PBA sues NYPD over line-of-duty benefits


A police union head is asking a judge to force the NYPD to give written explanations when it denies officers coverage for injuries they incur on the job.

Police Benevolent Association President Patrick Lynch filed the petition in Manhattan Supreme Court on Friday against the NYPD because Lynch claims, they have a “practice of denying NYPD police officers…line of duty benefits without providing those Police Officers with any written reason or explanation for denying them this vital statutory benefit.”

When cops’ applications and appeals are turned down, it leaves them on the hook for co-pays and deductibles from their private insurance, makes them vulnerable to lawsuits and can affect future applications for disability retirement, the court documents argue.

Then when these same cops aren’t provided with explanations for these denials, they are left at a disadvantage when appealing, and the PBA takes on costs when investigating the reasons for the denials, the lawsuit claims.

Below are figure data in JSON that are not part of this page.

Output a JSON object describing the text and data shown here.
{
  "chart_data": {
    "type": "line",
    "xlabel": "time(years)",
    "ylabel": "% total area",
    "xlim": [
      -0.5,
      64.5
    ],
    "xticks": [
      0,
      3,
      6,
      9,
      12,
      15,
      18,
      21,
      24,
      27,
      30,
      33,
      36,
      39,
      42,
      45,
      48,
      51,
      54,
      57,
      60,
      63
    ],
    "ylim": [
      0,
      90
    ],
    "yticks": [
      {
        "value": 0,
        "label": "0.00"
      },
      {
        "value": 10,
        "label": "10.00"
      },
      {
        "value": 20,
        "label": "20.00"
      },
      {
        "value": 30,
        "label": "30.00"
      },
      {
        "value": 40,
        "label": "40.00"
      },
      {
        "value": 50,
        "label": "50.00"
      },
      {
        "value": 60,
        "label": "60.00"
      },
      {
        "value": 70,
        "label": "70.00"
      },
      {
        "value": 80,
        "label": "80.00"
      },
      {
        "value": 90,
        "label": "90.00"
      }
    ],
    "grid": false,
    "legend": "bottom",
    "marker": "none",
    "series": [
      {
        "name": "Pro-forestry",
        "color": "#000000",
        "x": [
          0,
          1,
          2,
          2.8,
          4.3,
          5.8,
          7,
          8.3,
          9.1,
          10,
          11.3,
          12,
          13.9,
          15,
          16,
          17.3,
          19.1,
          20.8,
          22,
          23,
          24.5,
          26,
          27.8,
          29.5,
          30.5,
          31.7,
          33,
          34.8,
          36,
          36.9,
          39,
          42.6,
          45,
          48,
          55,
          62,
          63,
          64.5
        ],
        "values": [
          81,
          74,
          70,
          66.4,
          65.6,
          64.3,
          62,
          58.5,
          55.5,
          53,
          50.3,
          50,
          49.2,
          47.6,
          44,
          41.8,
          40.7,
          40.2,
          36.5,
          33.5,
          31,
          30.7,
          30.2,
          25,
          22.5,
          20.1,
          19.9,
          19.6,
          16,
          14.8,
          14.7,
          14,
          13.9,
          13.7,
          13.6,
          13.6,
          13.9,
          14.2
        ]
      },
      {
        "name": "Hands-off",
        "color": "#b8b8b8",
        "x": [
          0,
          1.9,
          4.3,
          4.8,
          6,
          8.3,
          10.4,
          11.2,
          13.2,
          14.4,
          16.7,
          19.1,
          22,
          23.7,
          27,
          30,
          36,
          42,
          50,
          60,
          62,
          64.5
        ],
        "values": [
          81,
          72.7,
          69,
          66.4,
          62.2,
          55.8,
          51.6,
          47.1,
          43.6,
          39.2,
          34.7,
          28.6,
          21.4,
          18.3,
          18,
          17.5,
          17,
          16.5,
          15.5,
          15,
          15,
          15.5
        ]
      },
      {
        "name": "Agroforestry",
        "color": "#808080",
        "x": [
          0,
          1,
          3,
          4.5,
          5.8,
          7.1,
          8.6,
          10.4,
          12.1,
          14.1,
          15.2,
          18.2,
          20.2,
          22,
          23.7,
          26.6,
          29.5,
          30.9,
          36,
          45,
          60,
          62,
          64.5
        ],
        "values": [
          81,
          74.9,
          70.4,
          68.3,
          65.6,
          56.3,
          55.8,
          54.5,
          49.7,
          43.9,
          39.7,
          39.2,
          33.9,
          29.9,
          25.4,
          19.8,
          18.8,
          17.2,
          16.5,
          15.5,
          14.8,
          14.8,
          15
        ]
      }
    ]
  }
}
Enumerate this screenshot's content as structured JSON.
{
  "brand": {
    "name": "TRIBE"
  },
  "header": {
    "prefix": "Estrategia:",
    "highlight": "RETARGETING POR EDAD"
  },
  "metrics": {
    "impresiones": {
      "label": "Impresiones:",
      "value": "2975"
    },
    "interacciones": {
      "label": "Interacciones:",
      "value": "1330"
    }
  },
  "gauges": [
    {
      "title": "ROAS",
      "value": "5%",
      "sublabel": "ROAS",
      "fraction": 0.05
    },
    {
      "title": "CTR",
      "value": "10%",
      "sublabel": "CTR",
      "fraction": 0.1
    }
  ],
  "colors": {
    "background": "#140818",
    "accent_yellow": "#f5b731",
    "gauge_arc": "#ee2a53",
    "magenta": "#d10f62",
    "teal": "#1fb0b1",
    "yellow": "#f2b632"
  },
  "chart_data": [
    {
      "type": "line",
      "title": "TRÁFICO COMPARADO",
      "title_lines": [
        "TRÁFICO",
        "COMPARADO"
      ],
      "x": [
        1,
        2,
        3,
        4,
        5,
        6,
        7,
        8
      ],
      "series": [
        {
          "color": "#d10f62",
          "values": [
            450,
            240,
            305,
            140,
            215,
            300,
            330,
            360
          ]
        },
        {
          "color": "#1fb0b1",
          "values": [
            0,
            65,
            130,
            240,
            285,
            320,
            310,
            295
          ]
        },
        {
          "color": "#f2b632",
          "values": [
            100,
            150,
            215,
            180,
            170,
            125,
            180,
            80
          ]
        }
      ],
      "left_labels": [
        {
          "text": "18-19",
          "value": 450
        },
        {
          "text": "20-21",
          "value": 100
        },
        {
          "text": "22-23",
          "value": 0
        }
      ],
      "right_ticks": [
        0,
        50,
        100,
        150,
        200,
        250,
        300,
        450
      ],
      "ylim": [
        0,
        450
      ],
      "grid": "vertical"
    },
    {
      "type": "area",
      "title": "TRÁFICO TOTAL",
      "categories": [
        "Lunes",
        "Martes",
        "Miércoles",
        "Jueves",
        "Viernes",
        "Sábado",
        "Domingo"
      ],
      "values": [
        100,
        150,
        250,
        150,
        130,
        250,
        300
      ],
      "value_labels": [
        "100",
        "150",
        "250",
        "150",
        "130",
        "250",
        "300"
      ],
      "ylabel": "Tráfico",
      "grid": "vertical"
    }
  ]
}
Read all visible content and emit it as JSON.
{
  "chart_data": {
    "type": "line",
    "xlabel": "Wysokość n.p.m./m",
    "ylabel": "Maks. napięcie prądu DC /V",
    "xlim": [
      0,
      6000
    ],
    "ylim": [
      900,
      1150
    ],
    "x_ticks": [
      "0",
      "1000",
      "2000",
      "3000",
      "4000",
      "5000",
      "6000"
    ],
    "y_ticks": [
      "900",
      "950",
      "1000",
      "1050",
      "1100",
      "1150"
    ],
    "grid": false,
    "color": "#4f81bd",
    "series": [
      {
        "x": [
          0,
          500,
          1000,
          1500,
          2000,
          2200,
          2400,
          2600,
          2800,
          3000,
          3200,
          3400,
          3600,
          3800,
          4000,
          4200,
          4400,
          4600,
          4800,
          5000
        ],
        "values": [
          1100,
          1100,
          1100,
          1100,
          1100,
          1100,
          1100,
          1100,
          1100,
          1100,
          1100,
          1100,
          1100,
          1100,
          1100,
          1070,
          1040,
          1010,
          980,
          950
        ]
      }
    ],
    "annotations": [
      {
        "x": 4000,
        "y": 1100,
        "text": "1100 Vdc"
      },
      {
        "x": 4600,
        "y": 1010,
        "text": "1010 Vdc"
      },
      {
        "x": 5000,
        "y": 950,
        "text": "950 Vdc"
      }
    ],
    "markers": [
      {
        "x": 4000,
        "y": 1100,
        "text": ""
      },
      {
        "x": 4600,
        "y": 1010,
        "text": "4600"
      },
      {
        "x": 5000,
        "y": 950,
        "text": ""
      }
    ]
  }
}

“The PBA has uncovered mistakes by the NYPD in denying LOD [line of duty] applications, mistakes which would have otherwise gone uncorrected if the reasons for the denials had not been diligently pursued by the PBA,” the court papers claim.

The PBA made a formal demand to NYPD Deputy Inspector of the Medical Division Nicole Papamichael and Deputy Commissioner of Labor Relations John Beirne on March 12 for the NYPD to begin this practice, but it hasn’t yet received a response, the court documents say.

A police source said that officers can inquire by phone the reason for their benefits denial, which is preferred to a written explanation because of privacy concerns.

The suit names the city, the NYPD, Papamichael and Beirne as defendants.

A spokesperson with the Law Department said, “We will review the lawsuit once we are served.”

NYPD spokesman Phil Walzak said, “We will review the litigation.”